邵文清的语气一下子就冷了下来:“你去找他说什么了?”
“我没有!”卫诗又急又怕,都快哭了。
邵文清冷笑一声,轻缓地叹道:“卫诗,我真不想跟你发火,可你怎么就不能安分点呢?”
“你要不要那么小题大做啊!!”卫诗被说得委屈极了,原本的心虚竟然又被不服气给压了下去,放声质问,“我才是你女朋友好不好!我不就是去找了一下邵衍吗?有什么了不起的,我又没有和他旧情复燃。你至于为这点事情凶我吗?!”
电话那头的邵文清一时竟然说不出话来,好一会儿之后才叹息道:“我还有课,先不和你说了。让我冷静一段时间吧,咱们最近还是先不要见面了。”
他说完不等卫诗回答就挂断了电话,卫诗万没料到对方会因为这件事情发那么大的火,好半晌没能反应过来,等她回过神再打过去的时候,邵文清已经关机了。
“她走了。”从玻璃的位置看到卫诗离开,几个女孩齐齐松了口气,孔悦忍不住拍了下邵衍的肩膀,夸奖道:“干得漂亮!”
“那人神经病吧。”邵衍还有点耿耿于怀对方骂了自己好几句的事情,心头打定主意下次一定要找机会揍邵文清一顿。李立文将他偷偷扯到男同学的阵营当中,大伙因为他对卫诗的态度感到很不解:“你真不喜欢她了?上次在医院里看你对她那么凶我们就想问了。”

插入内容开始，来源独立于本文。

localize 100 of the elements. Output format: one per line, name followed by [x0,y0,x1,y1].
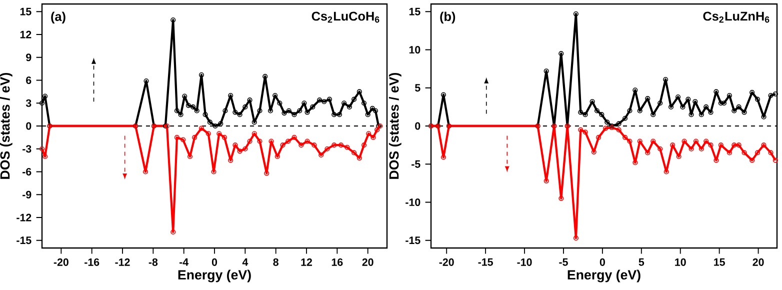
point [252,131,257,136]
x-tick-label: 5 [638,258,644,266]
point [317,98,322,103]
y-tick-label: 0 [26,122,32,130]
x-tick-label: -5 [559,258,568,266]
point [257,138,262,144]
point [247,98,252,103]
point [326,96,332,102]
point [573,236,578,241]
point [280,142,286,148]
point [297,108,302,114]
y-axis-title: DOS (states / eV) [0,72,12,179]
point [594,108,600,114]
point [352,96,357,102]
point [742,110,747,115]
point [768,150,774,156]
point [686,96,691,102]
point [312,142,317,148]
point [277,100,282,106]
x-tick-label: -20 [439,258,454,266]
point [582,112,588,118]
point [336,112,342,118]
point [708,110,714,115]
point [228,158,234,163]
point [637,138,642,144]
point [242,104,248,110]
point [590,99,595,104]
y-tick-label: -12 [16,214,32,222]
point [252,120,257,125]
y-tick-label: 3 [26,99,32,107]
point [170,229,176,235]
point [190,104,196,110]
point [718,142,724,148]
point [627,138,632,144]
x-tick-label: 0 [600,258,605,266]
x-tick-label: -16 [84,258,100,266]
point [186,102,191,108]
point [304,138,310,144]
point [212,123,218,129]
x-tick-label: -15 [478,258,493,266]
point [627,108,632,114]
x-tick-label: -20 [54,258,68,266]
y-tick-label: -15 [16,236,32,244]
point [242,146,248,152]
point [616,121,622,126]
point [304,110,310,115]
y-tick-label: 0 [415,122,420,130]
point [742,150,747,156]
point [194,108,200,114]
y-tick-label: 15 [409,8,420,16]
point [352,150,357,156]
point [754,96,760,102]
point [650,112,656,118]
point [637,108,642,114]
point [374,127,380,132]
point [170,17,176,23]
point [704,104,709,110]
point [268,138,274,144]
y-tick-label: -3 [22,145,32,153]
point [142,169,148,174]
point [632,88,638,93]
point [558,196,564,201]
point [736,142,742,148]
point [198,126,204,131]
point [372,108,378,114]
point [318,152,324,158]
y-tick-label: -9 [22,190,32,198]
point [356,155,362,161]
point [268,108,273,114]
point [370,106,375,111]
x-axis-title: Energy (eV) [178,270,251,282]
annotation: Cs$_{2}$LuCoH$_{6}$ [312,12,380,23]
point [732,142,737,148]
point [39,100,45,106]
point [544,68,549,74]
point [704,138,709,144]
annotation: (a) [51,12,66,24]
point [658,146,663,152]
point [693,138,698,144]
point [370,134,376,140]
point [222,134,228,140]
point [604,120,610,125]
x-tick-label: 20 [362,258,374,266]
point [366,131,372,136]
y-tick-label: 6 [26,76,32,84]
x-tick-label: -10 [517,258,532,266]
point [338,142,344,148]
x-tick-label: 16 [332,258,343,266]
point [207,120,212,125]
y-tick-label: 15 [20,8,32,16]
y-axis-title: DOS (states / eV) [388,72,402,179]
point [237,148,242,154]
point [247,138,252,144]
point [206,131,211,136]
x-tick-label: 4 [242,258,248,266]
x-tick-label: -4 [180,258,189,266]
point [178,112,184,118]
point [174,134,180,140]
point [688,146,694,152]
point [736,104,742,110]
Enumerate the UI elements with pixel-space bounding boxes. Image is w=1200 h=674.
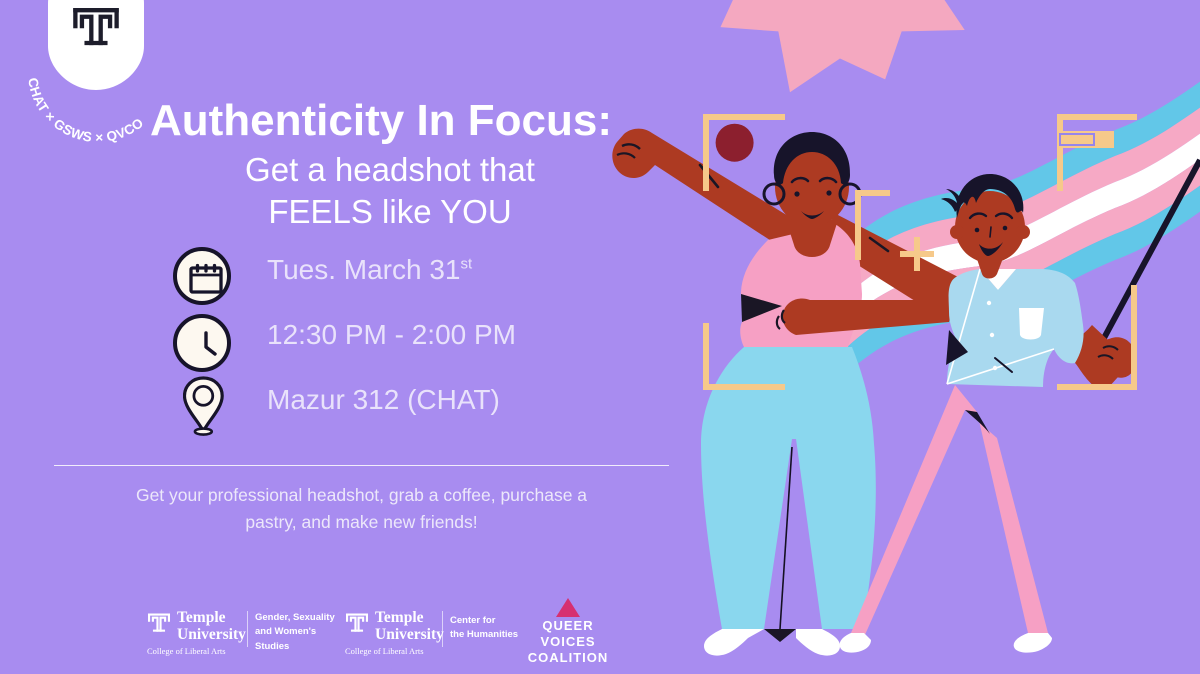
svg-text:CHAT × GSWS × QVCO: CHAT × GSWS × QVCO (25, 77, 146, 145)
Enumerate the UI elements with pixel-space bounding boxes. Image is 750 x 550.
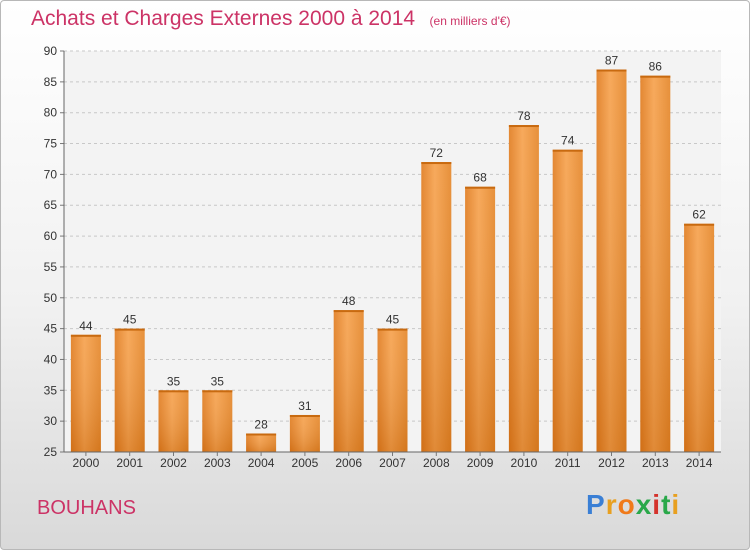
x-tick-label: 2005 [292,456,319,470]
bar-shade [246,433,277,452]
bar-value-label: 74 [561,134,575,148]
chart-title: Achats et Charges Externes 2000 à 2014 [31,7,416,30]
bar-shade [596,69,627,452]
bar-shade [158,390,189,452]
logo-letter: o [617,489,636,520]
bar-shade [333,310,364,452]
x-tick-label: 2013 [642,456,669,470]
bar-top-edge [333,310,364,313]
bar-shade [465,186,496,452]
axis-layer: 25 30 35 40 45 50 55 60 65 70 75 80 85 90 44 2000 45 2001… [44,44,721,470]
y-tick-label: 75 [44,137,58,151]
x-tick-label: 2000 [73,456,100,470]
y-tick-label: 85 [44,75,58,89]
logo-letter: P [586,489,606,520]
x-tick-label: 2010 [511,456,538,470]
bar-shade [289,414,320,452]
bar-top-edge [465,186,496,189]
bar-value-label: 45 [123,313,137,327]
x-tick-label: 2002 [160,456,187,470]
chart-unit: (en milliers d'€) [429,14,511,28]
logo-letter: i [671,489,681,520]
y-tick-label: 80 [44,106,58,120]
y-tick-label: 45 [44,322,58,336]
bar-top-edge [246,433,277,436]
y-tick-label: 25 [44,445,58,459]
bar-top-edge [114,328,145,331]
y-tick-label: 70 [44,167,58,181]
bar-top-edge [552,149,583,152]
y-tick-label: 50 [44,291,58,305]
bar-shade [114,328,145,452]
bar-top-edge [508,125,539,128]
bar-value-label: 68 [473,171,487,185]
bar-value-label: 28 [254,417,268,431]
bar-value-label: 72 [430,146,444,160]
bar-value-label: 35 [167,374,181,388]
logo-letter: r [605,489,618,520]
logo-letter: i [652,489,662,520]
bar-shade [377,328,408,452]
bar-top-edge [70,334,101,337]
bar-shade [202,390,233,452]
bar-shade [640,75,671,452]
bar-value-label: 31 [298,399,312,413]
commune-name: BOUHANS [37,497,136,519]
bar-top-edge [684,223,715,226]
bar-value-label: 48 [342,294,356,308]
x-tick-label: 2003 [204,456,231,470]
bar-top-edge [421,162,452,165]
bar-value-label: 35 [211,374,225,388]
bar-value-label: 45 [386,313,400,327]
x-tick-label: 2009 [467,456,494,470]
bar-shade [70,334,101,452]
bar-value-label: 62 [692,208,706,222]
bar-layer [70,69,715,453]
x-tick-label: 2004 [248,456,275,470]
bar-value-label: 44 [79,319,93,333]
proxiti-logo: Proxiti [586,489,680,521]
logo-letter: t [661,489,672,520]
x-tick-label: 2011 [555,456,581,470]
x-tick-label: 2007 [379,456,406,470]
bar-value-label: 78 [517,109,531,123]
title-row: Achats et Charges Externes 2000 à 2014 (… [31,7,511,31]
y-tick-label: 40 [44,352,58,366]
bar-shade [684,223,715,452]
y-tick-label: 90 [44,44,58,58]
y-tick-label: 65 [44,198,58,212]
x-tick-label: 2012 [598,456,625,470]
bar-shade [552,149,583,452]
x-tick-label: 2006 [335,456,362,470]
bar-top-edge [377,328,408,331]
bar-top-edge [640,75,671,78]
bar-value-label: 86 [649,60,663,74]
bar-shade [421,162,452,453]
bar-top-edge [202,390,233,393]
y-tick-label: 30 [44,414,58,428]
bar-value-label: 87 [605,54,619,68]
y-tick-label: 55 [44,260,58,274]
y-tick-label: 60 [44,229,58,243]
x-tick-label: 2008 [423,456,450,470]
x-tick-label: 2001 [116,456,143,470]
bar-shade [508,125,539,453]
bar-top-edge [596,69,627,72]
bar-top-edge [289,414,320,417]
x-tick-label: 2014 [686,456,713,470]
bar-top-edge [158,390,189,393]
logo-letter: x [635,489,653,520]
y-tick-label: 35 [44,383,58,397]
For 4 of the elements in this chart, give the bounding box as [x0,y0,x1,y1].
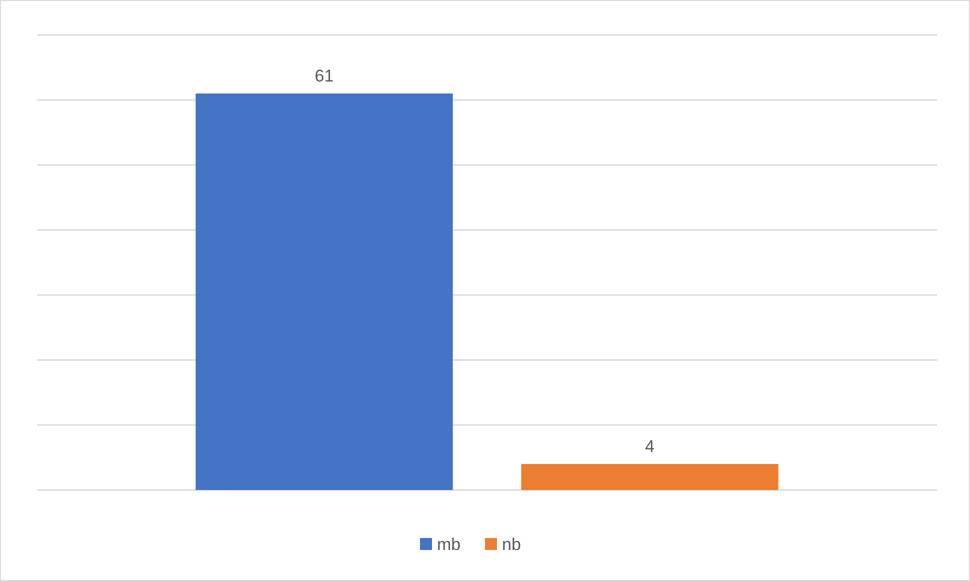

邵衍看他们挤眉弄眼一副暧昧的模样顿时就不耐烦了:“你们要问什么?”
对上他的目光,李立文几个立刻毛骨悚然,纷纷下意识摇起头来,哪里还敢再多嘴。
******
邵衍的徒弟们因为师父糟糕的心情陷入了水深火热当中。
一个月时间要学那么多菜品可不是什么容易的事,邵衍平常要上学,课余时间到御门席掌勺兼教学,给徒弟们授课的时间也就剩下那么一点点。他的功力扎实,很多做起来看似简单的菜品到了别人手上却得下大工夫,邵衍又没耐心,隔几天检查的时候发现徒弟完成的不够好那是绝对要一顿训斥的。田小田他们这些皮糙肉厚的还好说,女徒弟们被骂哭却是常有的事。高压学习让年轻人们的神经前所未有的绷紧,学习效率也一下子提升了上去。
徒弟们逐渐成长的时候,邵衍这个做师傅的却一脚踩进了火坑里——考试了。
拿到试题的邵衍感觉那些题目简直就跟天书差不多,分开来他不认得凑在一起就更不认得了,交了英语马哲毛概和高数的白卷之后邵衍心想自己肯定要挂好多科,收到写论文的通知时也就格外愤慨。他别的干不来,写文章还是可以胜任的,奋笔疾书洋洋洒洒写了一大堆抨击英语和高数的无用论,用词简直是少有的尖锐,一交上去就把教授给吓着了。
带邵衍他们这个班的吴教授是出了名的迂,自恃有才,脾气又臭又硬。他学问确实过人,研究各种文献得了不少奖,荣誉披挂满身,骄傲也是理所当然。只不过这个性格可不太受学生和同事的欢迎。
最擅长鸡蛋里挑骨头的老吴头推着自己的老花镜原本翻论文的时候满脸嫌弃,现在的学生写作业都用电脑打印,黑体字大同小异的真是一点人情味都没有,内容不是近代文献选材就是古代文献选材,字句段落总让人觉得似曾相识,要不是带着这个班,他真是看都懒得看。办公室里应用语言学二班的李教授就有意思多了,学生们遣词造句都漂亮幽默,看着心情多好。
目光一扫,他的视线忽然落在一堆论文当中一个不太起眼的文件夹上。文件夹表面贴着的名帖上“邵衍”两个字写的格外精神。